From that day on, I slowly but surely added more distance to my runs. I eventually ran my first 5K and then my first 10K. I started noticing a difference in my body and began to feel more confident in myself. I treated running as my therapy, and grew to really cherish the time I got to spend with my music and myself. School was no longer a place of pure misery, and I realized that if I had a bad day, running would always make me feel better.

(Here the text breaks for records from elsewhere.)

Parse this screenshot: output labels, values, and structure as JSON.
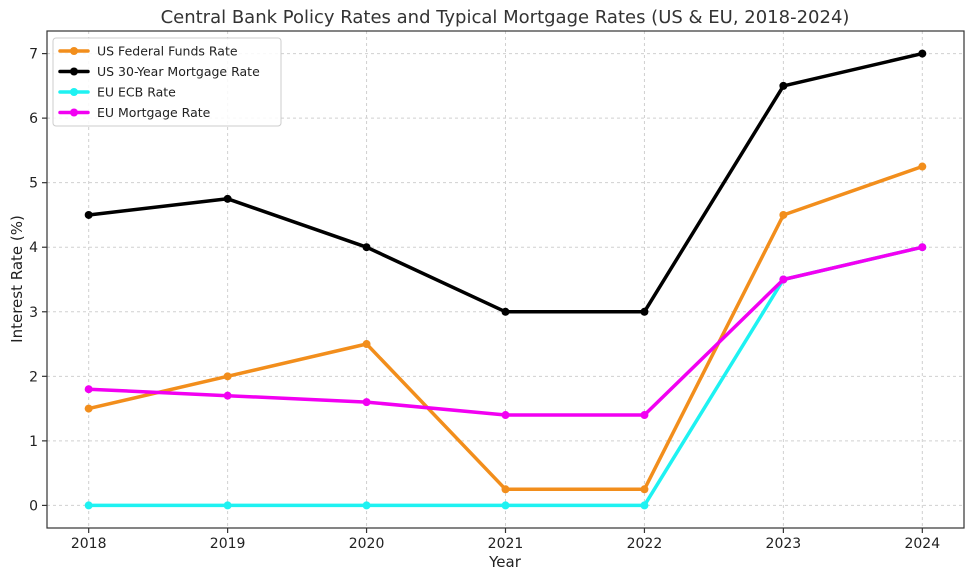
{
  "chart_data": {
    "type": "line",
    "title": "Central Bank Policy Rates and Typical Mortgage Rates (US & EU, 2018-2024)",
    "xlabel": "Year",
    "ylabel": "Interest Rate (%)",
    "x": [
      2018,
      2019,
      2020,
      2021,
      2022,
      2023,
      2024
    ],
    "x_tick_labels": [
      "2018",
      "2019",
      "2020",
      "2021",
      "2022",
      "2023",
      "2024"
    ],
    "xlim": [
      2017.7,
      2024.3
    ],
    "ylim": [
      -0.35,
      7.35
    ],
    "y_ticks": [
      0,
      1,
      2,
      3,
      4,
      5,
      6,
      7
    ],
    "y_tick_labels": [
      "0",
      "1",
      "2",
      "3",
      "4",
      "5",
      "6",
      "7"
    ],
    "grid": true,
    "legend_position": "top-left",
    "series": [
      {
        "name": "US Federal Funds Rate",
        "color": "#F28E1C",
        "values": [
          1.5,
          2.0,
          2.5,
          0.25,
          0.25,
          4.5,
          5.25
        ]
      },
      {
        "name": "US 30-Year Mortgage Rate",
        "color": "#000000",
        "values": [
          4.5,
          4.75,
          4.0,
          3.0,
          3.0,
          6.5,
          7.0
        ]
      },
      {
        "name": "EU ECB Rate",
        "color": "#1EF2F2",
        "values": [
          0.0,
          0.0,
          0.0,
          0.0,
          0.0,
          3.5,
          4.0
        ]
      },
      {
        "name": "EU Mortgage Rate",
        "color": "#F200F2",
        "values": [
          1.8,
          1.7,
          1.6,
          1.4,
          1.4,
          3.5,
          4.0
        ]
      }
    ]
  }
}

During my junior year of high school, I decided it was time to push myself and run a half-marathon (in Disney World!). Running 13.1 miles for the first time was not easy, but I finished and wore my finisher’s medal with pride. Since then, I’ve completed eight more half marathons – two in New York, and six in Boston. Each half marathon is a challenge, but I give everything I have until I finish. I know that in Chicago, I will give everything I have for 26.2 miles until I cross the finish line.
So, during the next few days when people ask me why I would ever want to run a marathon, I’m going to not only think about my charity team and why raising awareness for ALS is so important, but I’m also going to think of why I love to run. I love to run because it makes me feel beautiful, brave, and strong. Running makes me appreciate how lucky I am and how I am loved by so many. When I run, I am fearless, for I know that nothing else matters when I have my favorite playlist blasting through my headphones and sweat is dripping down the sides of my face. This cardio keeps me happy and healthy, all while ensuring that I stay in great shape. Completing my first marathon will not be easy, but I’ll remember the girl who struggled to run up the street, the girl who jogged around the block to heal her pain, and I’ll think of the girl who realized that running makes her a better person.